Несколько дней тому назад старец Зосим и Спиря-юродивый, ревнуя об освобождении святой обители от нового Мамая, так величали воеводу Мещеринова эти два старца, забрали себе в голову смелую мысль: пойти по стопам приснопамятных иноков Пересвета и Осляби и так или иначе добыть нового Мамая. Для этого они ночью вышли из монастыря и, никем не замеченные, добрались до стрелецкого стана. Стрельцы спали. Спали даже часовые. Зосима и Спиря подползли к палатке воеводы и только было хотели войти под полог ее, как проснулась спавшая у самого входа в палатку воеводская собака, залаяла на ночных посетителей и разбудила воеводу. Озадаченные неожиданностью, услыхав тревогу во всем лагере, старцы должны были поспешить назад в монастырь... Из воеводской палатки раздался выстрел, - и Зосима, вскрикнув и схватившись за бок, был подхвачен сильными руками юродивого.
Зосима находился между жизнью и смертью. "Безребрая", как выражался Исачко-сотник, уже махала косою над головой раненого, только Спиря "ей, шельме, тертого хрену подносил", и она бегала от Божьего человека, как черт от ладану.
Окна в келье открыты, чтобы легче было дышать больному.

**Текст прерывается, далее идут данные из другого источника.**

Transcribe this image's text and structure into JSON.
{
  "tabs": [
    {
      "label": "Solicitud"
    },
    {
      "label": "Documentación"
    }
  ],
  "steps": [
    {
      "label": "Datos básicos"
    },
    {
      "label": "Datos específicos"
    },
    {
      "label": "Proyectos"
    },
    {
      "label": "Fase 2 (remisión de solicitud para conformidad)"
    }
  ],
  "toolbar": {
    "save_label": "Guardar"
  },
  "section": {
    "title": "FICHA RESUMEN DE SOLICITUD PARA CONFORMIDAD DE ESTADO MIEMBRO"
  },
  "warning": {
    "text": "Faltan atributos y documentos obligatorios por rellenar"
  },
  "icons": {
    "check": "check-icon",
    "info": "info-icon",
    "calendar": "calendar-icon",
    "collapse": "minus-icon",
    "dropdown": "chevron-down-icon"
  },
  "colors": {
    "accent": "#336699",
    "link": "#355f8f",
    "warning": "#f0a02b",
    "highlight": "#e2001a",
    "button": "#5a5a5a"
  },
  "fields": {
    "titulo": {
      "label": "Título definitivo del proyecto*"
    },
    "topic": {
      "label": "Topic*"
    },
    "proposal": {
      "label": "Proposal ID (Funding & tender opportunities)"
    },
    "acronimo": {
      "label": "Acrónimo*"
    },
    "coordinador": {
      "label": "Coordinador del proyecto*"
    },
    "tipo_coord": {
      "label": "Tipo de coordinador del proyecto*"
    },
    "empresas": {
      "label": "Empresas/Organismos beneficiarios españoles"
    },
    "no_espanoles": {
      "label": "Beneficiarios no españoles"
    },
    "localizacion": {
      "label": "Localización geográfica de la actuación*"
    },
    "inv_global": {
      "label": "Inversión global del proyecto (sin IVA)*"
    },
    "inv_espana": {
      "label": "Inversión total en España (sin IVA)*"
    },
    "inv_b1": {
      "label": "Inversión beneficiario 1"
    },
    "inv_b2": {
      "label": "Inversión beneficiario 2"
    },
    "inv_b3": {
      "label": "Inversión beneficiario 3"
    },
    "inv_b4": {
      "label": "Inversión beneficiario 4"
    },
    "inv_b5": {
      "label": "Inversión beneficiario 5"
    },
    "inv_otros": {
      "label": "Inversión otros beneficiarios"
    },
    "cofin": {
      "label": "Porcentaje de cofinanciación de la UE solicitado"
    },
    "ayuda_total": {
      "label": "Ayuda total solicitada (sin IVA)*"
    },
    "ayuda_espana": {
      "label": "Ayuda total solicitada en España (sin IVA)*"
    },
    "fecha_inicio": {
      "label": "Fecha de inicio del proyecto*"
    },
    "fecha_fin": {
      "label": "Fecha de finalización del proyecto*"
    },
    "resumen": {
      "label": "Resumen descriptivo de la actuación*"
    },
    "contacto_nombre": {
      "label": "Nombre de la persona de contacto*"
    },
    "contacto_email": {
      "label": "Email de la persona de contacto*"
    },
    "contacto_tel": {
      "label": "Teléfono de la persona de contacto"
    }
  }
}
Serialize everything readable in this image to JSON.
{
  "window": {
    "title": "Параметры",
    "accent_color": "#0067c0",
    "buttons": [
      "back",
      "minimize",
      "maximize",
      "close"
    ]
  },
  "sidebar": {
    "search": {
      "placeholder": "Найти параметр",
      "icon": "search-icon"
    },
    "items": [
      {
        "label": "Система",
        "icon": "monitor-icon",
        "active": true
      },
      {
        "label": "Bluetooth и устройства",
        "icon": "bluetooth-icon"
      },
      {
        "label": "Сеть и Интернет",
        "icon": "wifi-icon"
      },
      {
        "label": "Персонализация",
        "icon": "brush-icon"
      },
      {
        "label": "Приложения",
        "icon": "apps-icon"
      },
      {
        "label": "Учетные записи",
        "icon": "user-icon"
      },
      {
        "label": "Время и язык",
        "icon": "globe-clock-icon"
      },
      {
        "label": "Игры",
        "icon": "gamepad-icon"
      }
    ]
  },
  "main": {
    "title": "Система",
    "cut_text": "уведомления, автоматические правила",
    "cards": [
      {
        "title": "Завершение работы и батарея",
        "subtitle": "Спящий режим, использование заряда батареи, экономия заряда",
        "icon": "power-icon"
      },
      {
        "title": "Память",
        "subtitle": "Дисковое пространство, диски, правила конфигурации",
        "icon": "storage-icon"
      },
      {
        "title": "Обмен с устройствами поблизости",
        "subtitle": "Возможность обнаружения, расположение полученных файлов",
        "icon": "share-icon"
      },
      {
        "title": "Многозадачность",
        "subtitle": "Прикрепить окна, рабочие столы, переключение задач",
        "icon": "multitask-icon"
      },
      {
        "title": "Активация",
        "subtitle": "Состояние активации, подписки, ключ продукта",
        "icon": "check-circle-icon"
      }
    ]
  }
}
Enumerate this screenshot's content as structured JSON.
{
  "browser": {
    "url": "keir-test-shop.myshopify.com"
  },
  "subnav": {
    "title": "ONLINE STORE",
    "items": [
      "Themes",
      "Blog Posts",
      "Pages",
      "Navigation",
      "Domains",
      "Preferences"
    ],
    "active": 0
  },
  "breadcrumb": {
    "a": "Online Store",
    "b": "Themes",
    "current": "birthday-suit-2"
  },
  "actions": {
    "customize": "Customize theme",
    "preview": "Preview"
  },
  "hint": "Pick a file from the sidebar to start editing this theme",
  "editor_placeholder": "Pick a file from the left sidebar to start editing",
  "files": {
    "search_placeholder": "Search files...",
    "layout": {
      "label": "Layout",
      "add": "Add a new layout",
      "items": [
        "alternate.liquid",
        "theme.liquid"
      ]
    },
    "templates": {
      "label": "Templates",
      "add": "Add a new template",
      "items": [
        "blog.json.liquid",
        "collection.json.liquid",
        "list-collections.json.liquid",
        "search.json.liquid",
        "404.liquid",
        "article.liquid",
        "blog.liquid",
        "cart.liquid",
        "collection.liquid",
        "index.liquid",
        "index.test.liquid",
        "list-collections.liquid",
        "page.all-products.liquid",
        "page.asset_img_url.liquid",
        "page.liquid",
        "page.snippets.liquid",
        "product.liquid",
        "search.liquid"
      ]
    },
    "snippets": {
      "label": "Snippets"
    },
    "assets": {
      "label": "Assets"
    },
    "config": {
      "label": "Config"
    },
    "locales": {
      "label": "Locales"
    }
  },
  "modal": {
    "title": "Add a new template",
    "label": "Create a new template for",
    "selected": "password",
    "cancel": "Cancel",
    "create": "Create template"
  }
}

Откуда-то, должно быть с монастырской стены, доносится полупьяное напеванье:

Ах ты, шапка, ты, шапка моя,
Одного сукна с онучею...

Это Исачко, от скуки подвыпивший, сидел на затинной пищали, глядел на море и мурлыкал свою любимую песенку: ратным людям дозволялось выпивать вне правил монастырского устава об "утешении".
"Ти-ти-вик! Ти-и-вик!" - пропискнула ласточка.
Спиря, сидевший около раненого в глубокой задумчивости, поднял свою косматую голову. Ласточка, влетевшая в окно, села на засохшие прутья освященной вербы, заткнутые за образа, и поглядывала своими изумленными глазками.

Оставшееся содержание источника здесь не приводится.